SAN FRANCISCO — Jurors in the Barry Bonds case remained mostly out of sight on day 3 of their deliberations. They never entered Judge Susan Illston’s courtoom on the 19th floor of the Phillip Burton Federal Building, spending about six hours behind closed doors Tuesday without reaching a verdict.
Except for a couple of quick breaks and a timeout for lunch, that was it.
No questions for the judge. No readbacks of testimony. And no clues as to which way, if any, the eight women and four men who will decide the home-run king’s fate are leaning.
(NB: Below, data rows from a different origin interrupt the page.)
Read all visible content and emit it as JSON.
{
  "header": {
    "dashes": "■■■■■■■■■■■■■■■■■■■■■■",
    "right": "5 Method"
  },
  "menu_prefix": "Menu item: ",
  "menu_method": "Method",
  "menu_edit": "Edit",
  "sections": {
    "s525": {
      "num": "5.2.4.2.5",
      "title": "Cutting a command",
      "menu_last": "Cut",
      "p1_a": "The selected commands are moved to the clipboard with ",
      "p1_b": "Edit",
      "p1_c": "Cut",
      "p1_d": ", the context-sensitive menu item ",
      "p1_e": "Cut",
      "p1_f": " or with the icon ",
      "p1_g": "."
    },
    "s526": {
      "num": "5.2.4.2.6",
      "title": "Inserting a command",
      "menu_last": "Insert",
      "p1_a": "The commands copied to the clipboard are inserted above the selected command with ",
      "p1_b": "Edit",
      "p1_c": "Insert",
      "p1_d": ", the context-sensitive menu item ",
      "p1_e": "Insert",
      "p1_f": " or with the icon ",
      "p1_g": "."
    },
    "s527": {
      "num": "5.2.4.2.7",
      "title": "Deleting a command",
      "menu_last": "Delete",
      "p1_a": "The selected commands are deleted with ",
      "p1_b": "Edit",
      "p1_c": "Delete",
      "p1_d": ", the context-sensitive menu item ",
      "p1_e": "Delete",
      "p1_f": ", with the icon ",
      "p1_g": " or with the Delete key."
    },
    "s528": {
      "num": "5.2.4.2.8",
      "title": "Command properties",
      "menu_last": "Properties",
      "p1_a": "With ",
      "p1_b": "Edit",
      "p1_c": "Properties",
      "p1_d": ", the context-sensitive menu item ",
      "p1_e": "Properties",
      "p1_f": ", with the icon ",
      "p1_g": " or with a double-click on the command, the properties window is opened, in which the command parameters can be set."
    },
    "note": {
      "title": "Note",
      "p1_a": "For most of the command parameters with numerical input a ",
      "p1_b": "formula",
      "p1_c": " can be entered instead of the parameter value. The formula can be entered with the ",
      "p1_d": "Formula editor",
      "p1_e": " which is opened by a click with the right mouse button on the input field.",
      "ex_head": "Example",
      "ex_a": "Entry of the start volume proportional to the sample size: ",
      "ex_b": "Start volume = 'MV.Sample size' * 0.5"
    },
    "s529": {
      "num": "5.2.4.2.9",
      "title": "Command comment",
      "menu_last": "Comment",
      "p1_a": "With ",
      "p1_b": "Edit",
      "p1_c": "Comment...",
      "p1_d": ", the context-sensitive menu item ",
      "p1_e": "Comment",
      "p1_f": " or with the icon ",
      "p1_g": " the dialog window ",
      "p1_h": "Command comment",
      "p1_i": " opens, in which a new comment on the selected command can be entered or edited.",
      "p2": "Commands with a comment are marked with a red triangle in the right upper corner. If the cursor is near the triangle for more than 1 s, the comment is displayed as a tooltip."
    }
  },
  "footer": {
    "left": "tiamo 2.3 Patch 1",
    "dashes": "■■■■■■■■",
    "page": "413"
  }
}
With each passing hour Wednesday, speculation mounted as to whether the jury even will be able to reach a verdict on the four charges: three counts of making false statements to a grand jury in 2003 and one count of obstruction of justice.
Only the dozen jurors really know what’s going on.
“I would say it is still early to be thinking about a hung jury,” said Douglas Tween, a former trial attorney in the Justice Department’s antitrust division and now a principal at Baker & McKenzie. “A general rule of thumb is one to two days of deliberation for every week of trial, so I don’t think this case is unusual at this point.”
Following 25 witnesses who testified over the better part of three weeks, the jury must decide whether Bonds is guilty beyond a reasonable doubt on each count. He is charged with lying to the grand jury when he denied receiving steroids and human growth hormone from personal trainer Greg Anderson and when he said that he allowed only doctors to inject him.
During closing arguments last week, defense lawyer Allen Ruby reminded the jury that in addition to being proven false, Bonds’ statements also must have affected the grand jury’s work, which was to investigate the distribution of performance-enhancing drugs by the Bay Area Laboratory Co-Operative.
While Bonds’ former personal shopper, Kathy Hoskins, testified she saw Greg Anderson inject Bonds near the navel in 2002, she also didn’t know what was in the syringe.
In the jurors’ two questions to Illston last Friday — their only ones during deliberations thus far — they asked to rehear a secretly recorded conversation between former Bonds business partner Steve Hoskins — Kathy’s brother — and to have Kathy Hoskins’ testimony read back. Even if the jurors determine Bonds’ answers were false, they also must conclude that by lying Bonds was capable of influencing the grand jury’s decision.
“Determining whether or not an answer would have been material is left for the jury to decide, and they don’t get a lot of guidance,” Tween said.
The obstruction of justice count is tricky because the jury must consider not only Bonds’ statements on injections, HGH and steroids but also four other answers he gave to the grand jury more than seven years ago. While Bonds’ statements may be considered evasive — one of the obstruction standards — they also went off on tangents that could cause jurors to think they were unimportant.
Through three days, the jurors have not given any indications they are deadlocked. If they do send Illston such a note, she could respond with what’s known as an “Allen charge,” an additional set of instructions based on the 1896 Supreme Court case Allen v. U.S.
The judge reminds the jurors “the trial has been expensive in time, effort, money and emotional strain to both the defense and the prosecution” and tells them “if a substantial majority of your number are in favor of a conviction, those of you who disagree should reconsider whether your doubt is a reasonable one since it appears to make no effective impression upon the minds of the others.” The judge also instructs the jury “if a majority or even a lesser number of you are in favor of an acquittal, the rest of you should ask yourselves again, and most thoughtfully, whether you should accept the weight and sufficiency of evidence which fails to convince your fellow jurors beyond a reasonable doubt.”
Stanford University Law School Professor Emeritus William Gould, familiar with baseball from his days as chairman of the National Labor Relations Board, said it’s “tough to figure” which side lengthier deliberations benefit. He said the delay could be because “there is a holdout or they are trying to figure what this conviction would mean for Bonds.”
Associated Press writer Paul Elias contributed to this report.